Los abajo firmantes, no estamos en contra de las actividades extractivas, sino que hablamos por aquellos seres no humanos que no pueden opinar y defenderse por sí mismos. El mundo científico requiere que cualquier programa de gestión riesgoso, y más si es de la envergadura que sugiere la traslocación de una población de una especie en peligro de extinción, se base en protocolos detallados y cuidadosamente probados. Este programa y sus protocolos, procesos, actividades y resultados, harán historia, y más importante, sentarán un precedente legal y de facto. Es por esto qué invitamos a los tomadores de decisiones a cumplir con la normativa para casos complejos como este, de manera que las acciones que vayan a ser tomadas se justifiquen plenamente en evidencia y bases sólidas. Los científicos, conservacionistas y consultores no están en contra de la minería, pero creen que antes de que el hábitat de la chinchilla u otras especies en peligro sean completamente destruidos, la viabilidad de las translocaciones u otras acciones de manejo deberían ser evaluadas y probadas a fondo. Mientras tanto, el principio precautorio, que es la regla de oro acordada por los principales expertos, debería prevalecer. Igualmente destacamos las acciones del Ministerio del Medio Ambiente por aplicar de manera estricta la normativa ambiental.
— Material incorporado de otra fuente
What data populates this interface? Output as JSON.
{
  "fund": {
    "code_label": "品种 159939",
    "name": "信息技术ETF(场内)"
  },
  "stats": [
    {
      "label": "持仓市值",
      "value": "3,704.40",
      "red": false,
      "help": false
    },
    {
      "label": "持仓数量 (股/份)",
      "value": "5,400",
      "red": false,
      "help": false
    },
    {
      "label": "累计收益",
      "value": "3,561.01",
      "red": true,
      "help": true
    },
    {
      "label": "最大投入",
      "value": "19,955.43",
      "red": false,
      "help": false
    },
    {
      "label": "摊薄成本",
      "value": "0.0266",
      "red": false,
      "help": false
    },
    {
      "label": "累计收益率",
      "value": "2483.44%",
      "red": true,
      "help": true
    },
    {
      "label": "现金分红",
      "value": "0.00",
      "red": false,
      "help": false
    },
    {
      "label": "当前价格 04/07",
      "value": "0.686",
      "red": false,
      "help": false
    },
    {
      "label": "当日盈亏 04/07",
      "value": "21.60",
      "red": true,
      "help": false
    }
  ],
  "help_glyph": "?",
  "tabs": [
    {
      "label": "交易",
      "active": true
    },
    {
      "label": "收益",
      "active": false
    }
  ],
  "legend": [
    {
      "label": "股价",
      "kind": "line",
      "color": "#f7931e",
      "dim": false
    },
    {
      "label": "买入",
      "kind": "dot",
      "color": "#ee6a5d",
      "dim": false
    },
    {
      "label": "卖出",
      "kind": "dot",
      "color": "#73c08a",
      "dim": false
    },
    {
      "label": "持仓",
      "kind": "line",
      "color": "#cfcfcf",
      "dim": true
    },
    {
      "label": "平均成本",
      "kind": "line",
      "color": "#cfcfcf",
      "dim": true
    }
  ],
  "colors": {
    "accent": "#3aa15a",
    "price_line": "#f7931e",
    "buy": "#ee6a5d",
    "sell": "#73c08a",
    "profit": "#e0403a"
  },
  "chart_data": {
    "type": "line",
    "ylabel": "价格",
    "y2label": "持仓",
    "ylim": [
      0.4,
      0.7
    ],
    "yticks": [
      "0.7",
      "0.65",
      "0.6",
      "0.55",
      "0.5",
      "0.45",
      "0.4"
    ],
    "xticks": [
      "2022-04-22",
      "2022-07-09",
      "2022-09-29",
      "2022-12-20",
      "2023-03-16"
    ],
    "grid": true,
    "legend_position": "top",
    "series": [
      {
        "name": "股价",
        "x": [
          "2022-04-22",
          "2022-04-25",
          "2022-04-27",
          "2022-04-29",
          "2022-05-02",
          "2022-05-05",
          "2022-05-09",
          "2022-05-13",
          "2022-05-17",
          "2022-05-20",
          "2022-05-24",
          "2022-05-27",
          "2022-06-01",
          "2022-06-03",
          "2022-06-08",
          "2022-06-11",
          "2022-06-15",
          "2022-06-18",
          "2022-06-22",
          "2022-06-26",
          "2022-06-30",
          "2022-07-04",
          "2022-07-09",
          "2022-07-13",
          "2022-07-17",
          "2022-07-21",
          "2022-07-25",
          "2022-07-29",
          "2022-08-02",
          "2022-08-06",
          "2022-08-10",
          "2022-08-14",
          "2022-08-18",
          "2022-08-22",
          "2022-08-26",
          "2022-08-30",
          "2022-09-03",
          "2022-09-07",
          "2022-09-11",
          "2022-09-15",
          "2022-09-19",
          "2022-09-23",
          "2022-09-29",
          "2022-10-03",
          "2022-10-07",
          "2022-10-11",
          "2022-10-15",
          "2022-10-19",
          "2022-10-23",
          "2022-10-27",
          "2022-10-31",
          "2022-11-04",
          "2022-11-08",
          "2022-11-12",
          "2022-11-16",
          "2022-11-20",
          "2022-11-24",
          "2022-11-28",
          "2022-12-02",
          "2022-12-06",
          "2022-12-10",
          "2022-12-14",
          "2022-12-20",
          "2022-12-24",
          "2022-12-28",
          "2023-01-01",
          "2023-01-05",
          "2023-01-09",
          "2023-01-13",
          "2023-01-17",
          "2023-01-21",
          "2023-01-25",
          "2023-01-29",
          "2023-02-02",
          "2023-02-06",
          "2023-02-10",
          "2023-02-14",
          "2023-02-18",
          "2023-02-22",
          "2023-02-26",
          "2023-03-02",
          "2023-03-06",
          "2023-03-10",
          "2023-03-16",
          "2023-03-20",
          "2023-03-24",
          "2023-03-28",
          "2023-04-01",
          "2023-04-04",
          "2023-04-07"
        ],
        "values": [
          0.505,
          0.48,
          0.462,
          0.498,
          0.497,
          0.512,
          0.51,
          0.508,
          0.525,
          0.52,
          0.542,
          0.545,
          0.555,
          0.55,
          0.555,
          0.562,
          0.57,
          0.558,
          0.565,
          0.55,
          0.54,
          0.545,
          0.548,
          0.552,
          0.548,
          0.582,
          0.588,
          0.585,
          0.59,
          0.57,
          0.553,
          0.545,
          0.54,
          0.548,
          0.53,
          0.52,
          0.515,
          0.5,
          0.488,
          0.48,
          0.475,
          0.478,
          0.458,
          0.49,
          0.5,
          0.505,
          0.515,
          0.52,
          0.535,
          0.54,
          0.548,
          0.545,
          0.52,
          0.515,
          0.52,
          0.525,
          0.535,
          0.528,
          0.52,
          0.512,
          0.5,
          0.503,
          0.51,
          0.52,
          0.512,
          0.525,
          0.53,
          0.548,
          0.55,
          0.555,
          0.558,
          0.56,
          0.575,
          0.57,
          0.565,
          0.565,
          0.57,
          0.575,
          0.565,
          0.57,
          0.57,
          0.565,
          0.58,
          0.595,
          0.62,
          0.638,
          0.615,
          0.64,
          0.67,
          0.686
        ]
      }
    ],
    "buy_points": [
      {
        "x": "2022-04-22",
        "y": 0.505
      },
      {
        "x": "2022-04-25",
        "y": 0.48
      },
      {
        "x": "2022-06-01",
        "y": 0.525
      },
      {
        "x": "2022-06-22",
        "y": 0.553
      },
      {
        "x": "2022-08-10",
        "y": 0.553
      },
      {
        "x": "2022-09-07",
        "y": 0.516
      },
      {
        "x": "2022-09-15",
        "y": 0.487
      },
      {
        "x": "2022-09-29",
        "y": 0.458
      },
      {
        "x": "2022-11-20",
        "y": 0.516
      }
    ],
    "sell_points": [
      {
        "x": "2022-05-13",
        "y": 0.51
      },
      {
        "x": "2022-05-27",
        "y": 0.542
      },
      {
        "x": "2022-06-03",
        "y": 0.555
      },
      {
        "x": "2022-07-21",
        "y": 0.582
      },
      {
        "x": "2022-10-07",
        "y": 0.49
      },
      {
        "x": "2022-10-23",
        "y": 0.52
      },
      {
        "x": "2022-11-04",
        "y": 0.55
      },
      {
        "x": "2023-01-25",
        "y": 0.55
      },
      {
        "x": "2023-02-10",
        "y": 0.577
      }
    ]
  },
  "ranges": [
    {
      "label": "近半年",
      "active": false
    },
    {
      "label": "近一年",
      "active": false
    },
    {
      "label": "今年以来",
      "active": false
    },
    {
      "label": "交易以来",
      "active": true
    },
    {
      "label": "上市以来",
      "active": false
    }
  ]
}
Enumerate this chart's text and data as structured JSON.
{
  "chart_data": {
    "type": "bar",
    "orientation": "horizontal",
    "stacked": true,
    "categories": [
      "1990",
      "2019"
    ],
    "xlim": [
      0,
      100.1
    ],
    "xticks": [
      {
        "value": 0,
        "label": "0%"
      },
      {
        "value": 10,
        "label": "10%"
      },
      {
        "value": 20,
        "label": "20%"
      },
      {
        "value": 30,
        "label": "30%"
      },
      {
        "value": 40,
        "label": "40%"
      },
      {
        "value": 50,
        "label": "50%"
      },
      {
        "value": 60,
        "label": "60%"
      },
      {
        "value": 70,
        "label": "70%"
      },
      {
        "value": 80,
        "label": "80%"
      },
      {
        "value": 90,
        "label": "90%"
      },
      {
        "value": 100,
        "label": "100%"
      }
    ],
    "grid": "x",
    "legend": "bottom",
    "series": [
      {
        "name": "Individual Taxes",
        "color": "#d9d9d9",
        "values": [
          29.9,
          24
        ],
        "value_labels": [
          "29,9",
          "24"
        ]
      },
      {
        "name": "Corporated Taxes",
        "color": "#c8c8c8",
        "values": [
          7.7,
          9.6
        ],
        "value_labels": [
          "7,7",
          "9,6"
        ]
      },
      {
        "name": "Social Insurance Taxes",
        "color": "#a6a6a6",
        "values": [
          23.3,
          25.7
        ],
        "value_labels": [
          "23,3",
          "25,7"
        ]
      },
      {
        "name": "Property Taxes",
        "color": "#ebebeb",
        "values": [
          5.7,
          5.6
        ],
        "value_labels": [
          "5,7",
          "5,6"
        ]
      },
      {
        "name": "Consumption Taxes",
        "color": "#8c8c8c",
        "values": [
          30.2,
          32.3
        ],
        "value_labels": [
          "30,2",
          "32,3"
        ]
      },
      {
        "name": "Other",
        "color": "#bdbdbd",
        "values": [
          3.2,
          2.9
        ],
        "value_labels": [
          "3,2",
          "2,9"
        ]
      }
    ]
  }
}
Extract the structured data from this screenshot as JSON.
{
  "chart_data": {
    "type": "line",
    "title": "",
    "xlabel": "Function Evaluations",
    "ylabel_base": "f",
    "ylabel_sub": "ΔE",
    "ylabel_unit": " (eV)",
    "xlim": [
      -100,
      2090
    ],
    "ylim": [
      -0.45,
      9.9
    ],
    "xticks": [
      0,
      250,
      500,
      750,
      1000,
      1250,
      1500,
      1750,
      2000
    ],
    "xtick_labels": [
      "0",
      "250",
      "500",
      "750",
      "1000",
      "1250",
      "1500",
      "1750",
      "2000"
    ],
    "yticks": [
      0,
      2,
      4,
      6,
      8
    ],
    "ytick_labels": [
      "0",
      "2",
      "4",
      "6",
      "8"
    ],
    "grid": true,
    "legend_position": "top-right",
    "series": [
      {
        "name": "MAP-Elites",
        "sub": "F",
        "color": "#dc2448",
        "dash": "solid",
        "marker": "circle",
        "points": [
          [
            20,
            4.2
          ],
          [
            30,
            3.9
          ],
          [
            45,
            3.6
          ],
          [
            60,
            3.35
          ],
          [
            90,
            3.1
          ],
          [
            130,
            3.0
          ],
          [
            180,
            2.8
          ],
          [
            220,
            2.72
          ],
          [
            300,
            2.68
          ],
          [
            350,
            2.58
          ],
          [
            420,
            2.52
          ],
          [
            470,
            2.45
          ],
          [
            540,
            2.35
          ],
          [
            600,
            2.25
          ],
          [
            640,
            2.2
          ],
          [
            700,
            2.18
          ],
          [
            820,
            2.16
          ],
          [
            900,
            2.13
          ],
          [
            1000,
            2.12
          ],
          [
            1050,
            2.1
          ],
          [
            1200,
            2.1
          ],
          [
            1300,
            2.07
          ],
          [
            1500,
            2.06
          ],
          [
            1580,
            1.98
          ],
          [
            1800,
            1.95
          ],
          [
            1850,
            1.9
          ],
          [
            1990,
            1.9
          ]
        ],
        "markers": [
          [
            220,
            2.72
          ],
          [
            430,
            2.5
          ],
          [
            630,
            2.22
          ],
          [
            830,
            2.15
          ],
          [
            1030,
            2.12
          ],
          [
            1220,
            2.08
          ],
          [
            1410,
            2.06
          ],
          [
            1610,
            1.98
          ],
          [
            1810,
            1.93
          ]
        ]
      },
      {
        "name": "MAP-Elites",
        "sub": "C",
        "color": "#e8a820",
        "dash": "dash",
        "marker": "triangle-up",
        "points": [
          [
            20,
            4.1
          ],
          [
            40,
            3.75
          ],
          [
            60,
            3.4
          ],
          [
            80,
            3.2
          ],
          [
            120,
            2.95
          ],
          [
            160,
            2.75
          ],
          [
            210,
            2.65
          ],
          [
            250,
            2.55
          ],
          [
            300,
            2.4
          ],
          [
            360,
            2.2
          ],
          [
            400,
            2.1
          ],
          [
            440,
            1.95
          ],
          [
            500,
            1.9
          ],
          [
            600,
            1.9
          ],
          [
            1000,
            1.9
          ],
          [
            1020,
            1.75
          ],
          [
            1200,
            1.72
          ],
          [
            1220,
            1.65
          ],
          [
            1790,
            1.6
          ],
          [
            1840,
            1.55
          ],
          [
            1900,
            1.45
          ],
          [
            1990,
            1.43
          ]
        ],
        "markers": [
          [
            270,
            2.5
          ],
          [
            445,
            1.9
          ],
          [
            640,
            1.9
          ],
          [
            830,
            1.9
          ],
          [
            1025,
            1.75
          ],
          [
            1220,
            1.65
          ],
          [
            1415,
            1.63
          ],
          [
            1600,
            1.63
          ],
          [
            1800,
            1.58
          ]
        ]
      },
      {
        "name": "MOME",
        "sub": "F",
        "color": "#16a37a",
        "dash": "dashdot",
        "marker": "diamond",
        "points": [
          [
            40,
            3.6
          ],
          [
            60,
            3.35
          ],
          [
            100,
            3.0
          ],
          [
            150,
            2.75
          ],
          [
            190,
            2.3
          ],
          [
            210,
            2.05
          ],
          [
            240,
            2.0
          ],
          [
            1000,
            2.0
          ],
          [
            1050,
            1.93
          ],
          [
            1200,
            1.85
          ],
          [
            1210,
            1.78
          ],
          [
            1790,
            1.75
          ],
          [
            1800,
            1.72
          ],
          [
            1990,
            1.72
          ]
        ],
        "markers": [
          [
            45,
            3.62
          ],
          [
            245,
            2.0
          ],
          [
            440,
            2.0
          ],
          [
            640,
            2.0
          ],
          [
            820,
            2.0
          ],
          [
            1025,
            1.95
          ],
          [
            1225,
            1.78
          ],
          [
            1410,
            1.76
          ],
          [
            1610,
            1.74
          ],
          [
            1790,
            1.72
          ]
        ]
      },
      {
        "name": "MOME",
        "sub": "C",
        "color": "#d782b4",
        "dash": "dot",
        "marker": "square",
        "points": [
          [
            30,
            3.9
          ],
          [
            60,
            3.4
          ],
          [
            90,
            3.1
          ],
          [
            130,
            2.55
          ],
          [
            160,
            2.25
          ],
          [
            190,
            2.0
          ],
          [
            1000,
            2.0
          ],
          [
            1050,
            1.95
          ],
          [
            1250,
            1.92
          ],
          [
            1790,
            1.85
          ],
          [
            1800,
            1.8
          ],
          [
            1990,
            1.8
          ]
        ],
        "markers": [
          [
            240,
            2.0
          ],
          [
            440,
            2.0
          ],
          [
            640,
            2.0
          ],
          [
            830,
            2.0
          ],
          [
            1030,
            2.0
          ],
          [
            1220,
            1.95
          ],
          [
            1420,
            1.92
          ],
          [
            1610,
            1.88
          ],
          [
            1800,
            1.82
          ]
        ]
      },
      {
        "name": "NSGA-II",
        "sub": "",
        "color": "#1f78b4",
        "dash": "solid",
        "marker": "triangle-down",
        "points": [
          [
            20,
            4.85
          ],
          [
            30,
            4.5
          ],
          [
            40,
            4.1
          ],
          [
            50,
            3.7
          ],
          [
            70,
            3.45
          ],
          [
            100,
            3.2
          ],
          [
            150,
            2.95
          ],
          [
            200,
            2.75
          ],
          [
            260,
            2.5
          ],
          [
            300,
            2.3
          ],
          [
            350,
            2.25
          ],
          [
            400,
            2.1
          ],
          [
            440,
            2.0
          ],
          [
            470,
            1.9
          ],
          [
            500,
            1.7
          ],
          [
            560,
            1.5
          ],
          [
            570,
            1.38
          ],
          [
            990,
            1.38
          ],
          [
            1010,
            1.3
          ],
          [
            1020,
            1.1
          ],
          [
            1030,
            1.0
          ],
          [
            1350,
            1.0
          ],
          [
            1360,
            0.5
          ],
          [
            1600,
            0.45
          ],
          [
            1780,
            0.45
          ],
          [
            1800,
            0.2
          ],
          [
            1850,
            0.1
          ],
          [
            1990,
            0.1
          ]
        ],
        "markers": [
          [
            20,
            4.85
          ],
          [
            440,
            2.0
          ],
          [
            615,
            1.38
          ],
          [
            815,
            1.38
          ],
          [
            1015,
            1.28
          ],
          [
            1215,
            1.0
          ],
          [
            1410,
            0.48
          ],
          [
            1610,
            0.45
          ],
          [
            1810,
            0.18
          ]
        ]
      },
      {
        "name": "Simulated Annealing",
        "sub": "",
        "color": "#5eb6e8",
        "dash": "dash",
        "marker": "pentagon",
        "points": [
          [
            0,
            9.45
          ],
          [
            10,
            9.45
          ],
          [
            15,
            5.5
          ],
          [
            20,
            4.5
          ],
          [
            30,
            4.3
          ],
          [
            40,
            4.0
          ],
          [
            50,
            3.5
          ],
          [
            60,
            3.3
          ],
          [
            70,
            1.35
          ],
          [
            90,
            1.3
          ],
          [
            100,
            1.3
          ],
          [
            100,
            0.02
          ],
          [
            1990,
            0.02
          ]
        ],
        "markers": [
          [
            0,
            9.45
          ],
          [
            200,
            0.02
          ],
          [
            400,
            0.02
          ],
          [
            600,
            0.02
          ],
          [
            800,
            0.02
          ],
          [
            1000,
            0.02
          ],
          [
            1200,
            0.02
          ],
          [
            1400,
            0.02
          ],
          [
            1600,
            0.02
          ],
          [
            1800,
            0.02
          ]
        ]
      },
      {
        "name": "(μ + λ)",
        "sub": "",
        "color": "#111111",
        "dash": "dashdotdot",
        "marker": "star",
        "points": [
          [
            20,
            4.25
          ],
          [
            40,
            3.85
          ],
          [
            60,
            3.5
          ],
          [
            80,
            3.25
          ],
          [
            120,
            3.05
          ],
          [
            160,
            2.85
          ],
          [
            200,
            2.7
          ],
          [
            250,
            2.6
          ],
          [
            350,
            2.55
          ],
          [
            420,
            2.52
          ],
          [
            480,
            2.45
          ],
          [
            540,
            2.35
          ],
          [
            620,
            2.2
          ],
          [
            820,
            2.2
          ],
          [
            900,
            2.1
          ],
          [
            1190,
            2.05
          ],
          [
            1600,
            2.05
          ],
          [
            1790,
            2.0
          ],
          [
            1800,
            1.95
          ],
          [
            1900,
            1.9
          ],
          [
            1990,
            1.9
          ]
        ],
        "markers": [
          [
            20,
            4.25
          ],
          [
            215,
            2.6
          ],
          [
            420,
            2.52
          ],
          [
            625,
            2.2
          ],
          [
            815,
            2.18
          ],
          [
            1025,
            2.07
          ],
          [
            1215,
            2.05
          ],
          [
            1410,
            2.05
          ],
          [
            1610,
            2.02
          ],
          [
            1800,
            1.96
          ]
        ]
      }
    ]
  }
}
Este es un ejemplo que ojalá se mantenga y que se aplique en otros casos en Chile y que este modelo sea seguido por nuestros vecinos, donde se prevén situaciones similares, ya sea con chinchillas o con otros componentes de la biodiversidad protegidos por la ley.

Firman esta columna:

Jaime E. Jiménez, Ph.D.
Profesor Titular
University of North Texas, EE.UU.
Biólogo de fauna silvestre chileno y Especialista en Chinchillas
Miembro Grupo Especialistas en Pequeños Mamíferos UICN

Eduardo Pavez
Médico Veterinario. Doctor en Ciencias Veterinarias
Consultor especialista en fauna silvestre

Dr. Pablo Valladares Faúndez
Departamento de Biología
Facultad de Ciencias
Universidad de Tarapacá

Amy Deane
International Union for the Conservation of Nature
Species Survival Commission
Small Mammal Specialist Group
Chinchilla Species Coordinator

Luis F. Pacheco, Doctor en Ciencias
Profesor
Carrera de Biología
Universidad Mayor de San Andrés, La Paz, Bolivia
Bolivia (miembro de la Sociedad de Biología de Chile)

Jorge Salazar
Biological Sciences &
Director, International Center for Arid and Semiarid Land Studies
Texas Tech University, EE.UU.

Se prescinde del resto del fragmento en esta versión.